The project I lead, managed by the College of Europe Development Office, is actively involved in this area. El-Hiwar is an initiative from the EU that started in 2013 with the aim of revamping the Euro-Arab dialogue that had been dormant for a while. The first step in order to build a deeper and wider cooperation between Europe and the Arab World and, more specifically, between the EU institutions and the League of Arab States, was to better understand their respective priorities and to apprehend the way in which intra-regional dynamics operate. Equally important, the project has built a network of intra-personal relations that is not only restricted to officials but extends to experts and civil society leaders.

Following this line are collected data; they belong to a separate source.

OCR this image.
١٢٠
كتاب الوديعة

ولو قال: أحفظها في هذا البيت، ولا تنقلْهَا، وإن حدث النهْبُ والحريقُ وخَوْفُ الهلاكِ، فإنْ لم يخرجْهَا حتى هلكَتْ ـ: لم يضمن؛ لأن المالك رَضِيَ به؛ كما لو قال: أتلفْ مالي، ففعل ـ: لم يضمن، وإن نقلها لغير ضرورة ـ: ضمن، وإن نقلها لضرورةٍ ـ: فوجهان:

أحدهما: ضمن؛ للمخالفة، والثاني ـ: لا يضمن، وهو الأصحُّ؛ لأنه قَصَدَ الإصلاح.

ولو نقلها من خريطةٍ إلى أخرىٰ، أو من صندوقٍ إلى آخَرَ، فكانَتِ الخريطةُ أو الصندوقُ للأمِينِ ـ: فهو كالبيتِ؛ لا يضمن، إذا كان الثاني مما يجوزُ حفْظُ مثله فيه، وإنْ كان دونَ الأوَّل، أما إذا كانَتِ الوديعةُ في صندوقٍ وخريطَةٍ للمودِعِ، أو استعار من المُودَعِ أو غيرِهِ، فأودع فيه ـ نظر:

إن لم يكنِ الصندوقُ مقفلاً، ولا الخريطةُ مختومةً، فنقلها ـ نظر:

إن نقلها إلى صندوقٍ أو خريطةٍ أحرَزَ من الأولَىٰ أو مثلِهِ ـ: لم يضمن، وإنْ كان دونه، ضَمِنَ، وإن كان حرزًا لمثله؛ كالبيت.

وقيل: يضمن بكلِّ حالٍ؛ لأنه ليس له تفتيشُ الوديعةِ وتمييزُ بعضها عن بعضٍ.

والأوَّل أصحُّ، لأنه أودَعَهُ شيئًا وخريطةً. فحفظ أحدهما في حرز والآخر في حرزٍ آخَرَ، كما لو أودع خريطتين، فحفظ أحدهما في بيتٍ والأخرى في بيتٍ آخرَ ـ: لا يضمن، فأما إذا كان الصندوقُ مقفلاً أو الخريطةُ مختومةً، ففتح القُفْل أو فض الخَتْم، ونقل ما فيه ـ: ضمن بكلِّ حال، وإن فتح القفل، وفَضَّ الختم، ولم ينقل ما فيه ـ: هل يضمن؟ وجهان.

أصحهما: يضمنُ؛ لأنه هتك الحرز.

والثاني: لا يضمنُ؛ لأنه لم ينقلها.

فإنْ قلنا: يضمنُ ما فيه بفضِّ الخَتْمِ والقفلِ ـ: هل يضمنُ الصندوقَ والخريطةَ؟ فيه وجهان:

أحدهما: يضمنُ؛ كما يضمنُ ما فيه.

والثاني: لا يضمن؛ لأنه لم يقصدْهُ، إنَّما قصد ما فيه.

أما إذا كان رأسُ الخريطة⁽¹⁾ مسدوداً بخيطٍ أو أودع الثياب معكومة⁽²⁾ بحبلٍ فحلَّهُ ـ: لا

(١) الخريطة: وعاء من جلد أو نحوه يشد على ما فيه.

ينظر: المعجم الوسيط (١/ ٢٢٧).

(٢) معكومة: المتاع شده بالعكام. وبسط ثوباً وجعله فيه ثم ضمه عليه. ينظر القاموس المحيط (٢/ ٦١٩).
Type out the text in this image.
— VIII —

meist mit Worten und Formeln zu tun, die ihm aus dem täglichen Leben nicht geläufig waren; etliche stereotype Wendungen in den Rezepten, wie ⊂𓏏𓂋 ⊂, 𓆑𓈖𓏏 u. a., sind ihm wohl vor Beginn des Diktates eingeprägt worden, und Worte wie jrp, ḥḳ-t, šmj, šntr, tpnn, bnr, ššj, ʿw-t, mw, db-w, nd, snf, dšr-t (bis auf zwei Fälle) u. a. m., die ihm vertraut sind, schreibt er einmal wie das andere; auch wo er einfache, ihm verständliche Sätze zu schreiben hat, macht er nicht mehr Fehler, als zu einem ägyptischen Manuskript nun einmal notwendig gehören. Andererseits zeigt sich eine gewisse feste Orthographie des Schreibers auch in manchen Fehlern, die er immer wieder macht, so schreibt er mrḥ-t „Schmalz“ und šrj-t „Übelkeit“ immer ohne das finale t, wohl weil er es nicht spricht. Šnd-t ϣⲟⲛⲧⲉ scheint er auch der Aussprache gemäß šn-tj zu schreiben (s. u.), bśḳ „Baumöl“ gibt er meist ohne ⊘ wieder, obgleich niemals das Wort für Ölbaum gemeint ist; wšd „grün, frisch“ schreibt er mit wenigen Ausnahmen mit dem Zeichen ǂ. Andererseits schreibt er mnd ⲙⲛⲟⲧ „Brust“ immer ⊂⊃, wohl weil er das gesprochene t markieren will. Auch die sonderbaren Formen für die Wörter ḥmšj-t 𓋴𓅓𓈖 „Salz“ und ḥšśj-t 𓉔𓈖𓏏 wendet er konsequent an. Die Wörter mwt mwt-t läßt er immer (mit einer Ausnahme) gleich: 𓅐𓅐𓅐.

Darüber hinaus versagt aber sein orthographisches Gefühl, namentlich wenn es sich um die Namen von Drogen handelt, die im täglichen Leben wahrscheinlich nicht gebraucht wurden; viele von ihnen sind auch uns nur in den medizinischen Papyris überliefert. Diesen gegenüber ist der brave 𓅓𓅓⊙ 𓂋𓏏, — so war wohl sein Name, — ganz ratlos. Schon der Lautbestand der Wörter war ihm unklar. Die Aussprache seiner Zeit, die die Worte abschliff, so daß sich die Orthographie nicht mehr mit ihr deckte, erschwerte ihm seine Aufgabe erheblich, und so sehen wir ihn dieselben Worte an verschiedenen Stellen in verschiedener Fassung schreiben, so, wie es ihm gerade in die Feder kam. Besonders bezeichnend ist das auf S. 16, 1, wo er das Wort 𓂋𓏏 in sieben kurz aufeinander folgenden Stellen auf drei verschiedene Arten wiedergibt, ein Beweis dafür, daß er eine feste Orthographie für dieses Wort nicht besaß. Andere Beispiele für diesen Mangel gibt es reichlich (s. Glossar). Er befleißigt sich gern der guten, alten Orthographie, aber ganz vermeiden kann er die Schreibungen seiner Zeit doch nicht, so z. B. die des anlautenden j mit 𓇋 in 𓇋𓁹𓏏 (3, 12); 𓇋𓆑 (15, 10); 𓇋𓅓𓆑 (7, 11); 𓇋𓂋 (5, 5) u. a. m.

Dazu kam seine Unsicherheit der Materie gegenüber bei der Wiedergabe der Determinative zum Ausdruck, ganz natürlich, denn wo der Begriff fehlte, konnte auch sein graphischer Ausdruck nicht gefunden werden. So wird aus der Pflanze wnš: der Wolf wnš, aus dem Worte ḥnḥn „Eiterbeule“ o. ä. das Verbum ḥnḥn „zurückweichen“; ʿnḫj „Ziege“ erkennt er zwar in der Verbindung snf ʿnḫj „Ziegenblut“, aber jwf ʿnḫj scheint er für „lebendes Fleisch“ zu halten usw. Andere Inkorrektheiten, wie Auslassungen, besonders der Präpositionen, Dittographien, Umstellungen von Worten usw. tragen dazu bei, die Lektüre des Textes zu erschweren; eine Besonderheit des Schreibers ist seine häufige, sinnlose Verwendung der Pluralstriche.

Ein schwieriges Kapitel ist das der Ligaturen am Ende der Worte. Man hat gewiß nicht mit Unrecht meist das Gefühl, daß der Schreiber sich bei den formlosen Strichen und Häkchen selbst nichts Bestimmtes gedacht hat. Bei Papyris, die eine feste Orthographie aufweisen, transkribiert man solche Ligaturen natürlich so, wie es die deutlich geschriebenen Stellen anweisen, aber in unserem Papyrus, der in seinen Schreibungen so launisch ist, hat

From different sectors and responsibilities, all of them are attached to the need to increase Euro-Arab cooperation. In the last seven years, El-Hiwar has discussed Euro-Arab relations at large but has also focused on specific challenges such as migrations, violence against women and youth employability as well as practical examples of cooperation in fields such as electoral observation, foresight or mediation. In the months and years to come, COVID-19 will figure prominently in the agenda of this project and the goal will be not only to share experiences about how both regions have been dealing with this emergency but also about the need to articulate global and multilateral solutions to this and other global challenges.

The El-Hiwar project is just one among the many examples that show that in the looming global confrontation between multilateral responses and unilateral instincts, the EU is not a neutral bystander.